Tuesday, July 7, 2009
Mary! I Have a Horrible Feeling I Didn't Put Out My Cigarette. Will You Take a Look? (Or: Don't Be Ridiculous. The Sun Can't Be Up. I Blew It Out.)
These images come from the January-February 1954 issue of Adult Psychology, a magazine that Mark picked up for me in Amherst. Among its many topics:
JOAN CRAWFORD'S Secret Life.
KINSEY: Can He Help Your Sex Life?
Will Your Child Take DOPE?
It's Fun, But Is It LOVE? Test Yourself.
How to Stop Worrying.
I haven't read any of these very closely, but I can already guess that mental health is the least of its concerns. A little sass and sleaze in a respectable Reader's Digest-like package--I guess that says a little something about the order of the day. You probably could have taken this to the cash register in Westport without embarrassing yourself and your children.
It was hard not to look at Example B and Example D--you probably have to embiggen these--without thinking of Lydia Davis, whose work wants to break down and play with the ongoing obsession with naming and classification. I only wish I could show these to her because I think they'd make her smile.
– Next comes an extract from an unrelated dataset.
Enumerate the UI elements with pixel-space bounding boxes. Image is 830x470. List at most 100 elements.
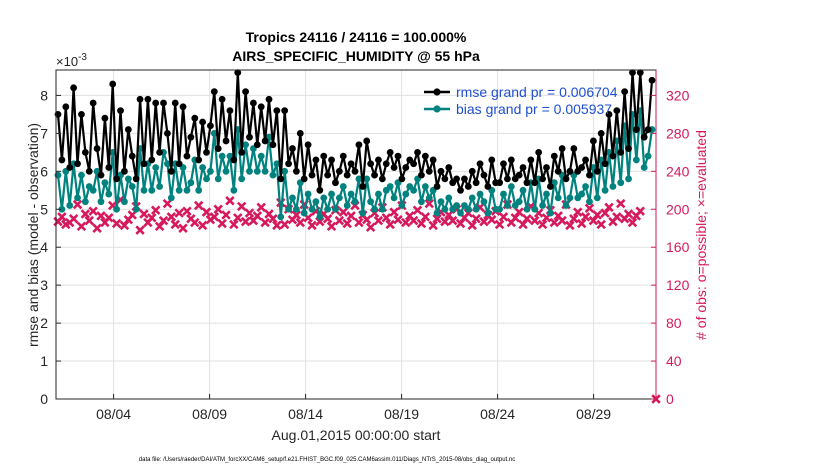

Lydia's work has been much on my mind, as I've given myself a challenge that she's talked of setting for herself--to write at least one one-paragraph story per day over a given period. Here she says a few things about that assignment:
"...I was to write without thinking too hard ahead of time about where the story would go, and certainly not thinking ahead to what it would mean--I have never done that. Since I was forcing myself, this produced some curious work: I was allowing my subconscious more of a role than I usually did, and it came out with some interesting themes, subjects, and images. I did not censor what came out, or even revise the paragraph radically--I worked on it only within the bounds of what it had itself established in the way of structure, tone, and imagery...." (from the back pages of Best American Poetry 2008 )
I've always assumed that forcing oneself to write would only lead to the dutiful, the willed, and it's, well, enlightening (that's a word she's made good fun of in one story) to think that that one might have access to different impulses in that condition. I'm too close to what I've written--I've done two since yesterday, onto the third tonight--to know whether they're any good or not, but I'm interested in their neutral, shell-shocked tone. And if they fail? Well, it's a relief to do some sketches this week.